Colorado State Laws on Taking Leave From Work Due to Domestic Violence

Colorado gives employees who work for larger businesses the right to take time off due to domestic violence.

Colorado employees who work for larger employers have the right to take a few days off work each year to handle certain legal, medical, and safety issues arising from domestic violence, stalking, or assault. Colorado also gives employers the power to get a protective order against a perpetrator of domestic violence or other abuse, in some situations.

If you are facing domestic violence, you are probably most worried about protecting yourself and your family members. Worries about whether your children are safe, whether your home is secure, and whether your abuser will come to your workplace can make it tough to focus on the job. That’s why some states, including Colorado, have laws that give you the right to take leave from work while you take care of your immediate needs.

Search and plan carefully. As you begin to take action to protect yourself and your family, remember that your computer and phone use may be visible to your abuser. If you use the same computer as your abuser or share a phone plan that allows the abuser to see the calls you make and receive, for example, your efforts won’t be private. Take this into account when planning your next steps.

Who Is Eligible for Domestic Violence Leave?

Not every employee is entitled to domestic violence leave. Under Colorado law, you are eligible for leave only if all of the following are true:

  • You work for an employer with at least 50 employees.
  • You have worked for the employer for at least 12 months.
  • You are the victim of domestic abuse, stalking, sexual assault, or any other crime that a court has found, on the record, to be based on an underlying act of domestic violence.

Telling Your Employer About Need for Leave

Colorado law requires employees who want to take domestic violence leave to follow their employer’s policies for giving notice that they need this time off. (This rule doesn’t apply if you are in imminent danger, however.) Employees must also provide any documentation their employer requires.

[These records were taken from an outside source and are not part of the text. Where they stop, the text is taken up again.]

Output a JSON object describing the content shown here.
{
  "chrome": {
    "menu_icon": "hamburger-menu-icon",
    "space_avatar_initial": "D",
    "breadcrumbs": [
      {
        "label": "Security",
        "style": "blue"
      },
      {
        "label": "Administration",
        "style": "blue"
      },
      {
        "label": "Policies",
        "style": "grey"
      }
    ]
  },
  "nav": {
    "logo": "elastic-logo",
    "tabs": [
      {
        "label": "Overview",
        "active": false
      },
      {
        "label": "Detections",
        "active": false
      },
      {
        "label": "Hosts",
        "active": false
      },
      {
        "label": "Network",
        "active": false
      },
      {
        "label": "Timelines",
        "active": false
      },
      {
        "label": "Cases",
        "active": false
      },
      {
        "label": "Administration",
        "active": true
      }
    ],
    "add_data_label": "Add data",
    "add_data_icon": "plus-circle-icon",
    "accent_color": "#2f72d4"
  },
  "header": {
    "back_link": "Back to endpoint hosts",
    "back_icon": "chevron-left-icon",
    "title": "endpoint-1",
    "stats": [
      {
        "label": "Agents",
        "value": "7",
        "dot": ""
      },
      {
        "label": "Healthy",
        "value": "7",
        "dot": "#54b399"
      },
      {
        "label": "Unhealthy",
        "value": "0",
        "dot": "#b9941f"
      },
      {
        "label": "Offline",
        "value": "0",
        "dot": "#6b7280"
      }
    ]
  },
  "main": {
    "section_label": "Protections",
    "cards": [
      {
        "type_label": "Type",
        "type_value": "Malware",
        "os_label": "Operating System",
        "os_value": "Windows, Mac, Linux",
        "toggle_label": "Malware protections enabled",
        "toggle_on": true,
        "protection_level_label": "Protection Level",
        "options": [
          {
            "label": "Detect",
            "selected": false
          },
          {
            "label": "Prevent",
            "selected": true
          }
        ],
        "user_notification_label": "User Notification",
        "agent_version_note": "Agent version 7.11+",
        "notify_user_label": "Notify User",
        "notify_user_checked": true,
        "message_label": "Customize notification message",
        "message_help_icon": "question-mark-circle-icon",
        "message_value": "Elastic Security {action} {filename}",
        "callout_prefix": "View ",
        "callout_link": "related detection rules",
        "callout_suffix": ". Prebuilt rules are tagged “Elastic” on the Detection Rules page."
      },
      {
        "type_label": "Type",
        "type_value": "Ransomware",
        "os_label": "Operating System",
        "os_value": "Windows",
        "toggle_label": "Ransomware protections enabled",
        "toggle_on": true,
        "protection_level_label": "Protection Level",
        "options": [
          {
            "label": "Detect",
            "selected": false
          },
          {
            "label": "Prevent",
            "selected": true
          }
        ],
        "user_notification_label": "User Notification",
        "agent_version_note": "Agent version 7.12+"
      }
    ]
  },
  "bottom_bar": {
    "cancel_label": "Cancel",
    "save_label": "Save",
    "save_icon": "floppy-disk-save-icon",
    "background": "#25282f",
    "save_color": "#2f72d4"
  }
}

Some employees fear that revealing their status as victims of domestic violence might lead to mistreatment at work, or that their coworkers will learn painful details of their private lives. If you have these concerns, you should know that Colorado law provides some protections. Colorado employers are prohibited from retaliating against employees who exercise their right to take time off under this law. The law also requires your employer to keep the information you reveal confidential.

Taking Time Off for Domestic Violence

If you qualify for leave, you may take up to three days off in a 12-month period to:

  • get legal assistance or attend proceedings relating to your court case
  • seek medical treatment or counseling for yourself or your child
  • get a civil protection order, or
  • make your home secure or seek new housing.

Before taking leave under this law, you must exhaust (use up) all of your available personal, vacation, annual or sick leave, if applicable. However, your employer can waive this requirement.

If you or a family member has suffered injuries or trauma that qualify as a serious health condition under the Family and Medical Leave Act (FMLA), you may qualify for leave under that law as well. Learn more about your rights under the FMLA.

Employer Protective Orders for Domestic Violence

If you are facing domestic violence, you likely already know about civil protection orders. Also called restraining orders, these court orders require your abuser to stay away from you and places you frequent, like your home or your school.

Colorado law gives employers the right to ask the court to grant a civil protection order to protect its employees. The court will grant such an order if it finds that imminent danger exists to employees of the business. Your employer doesn’t have to do this: In fact, the law says that an employer can’t be held liable by employees or customers for failing to get an order.

A civil protection order seeks to interrupt violence by making it illegal for someone not only to harass, threaten, stalk, or abuse you, but also to destroy your property, contact you, call you, send you mail, or come within a certain distance of you personally or of the places listed in the order (like your workplace). In other words, a protective order can legally keep your batterer out of your workplace and away from your home. A batterer who calls you or approaches you in violation of the TRO can be arrested, before physical violence takes place.

If you get a protective order yourself, you can ask that it include your workplace. However, the employer may want its own protective order, if the abuser has threatened to come to work or to harm you or others you work with. An employer may choose to do this if you are uncertain or afraid to get a protective order. Talk to your employer about exercising this option, if it makes sense in your situation.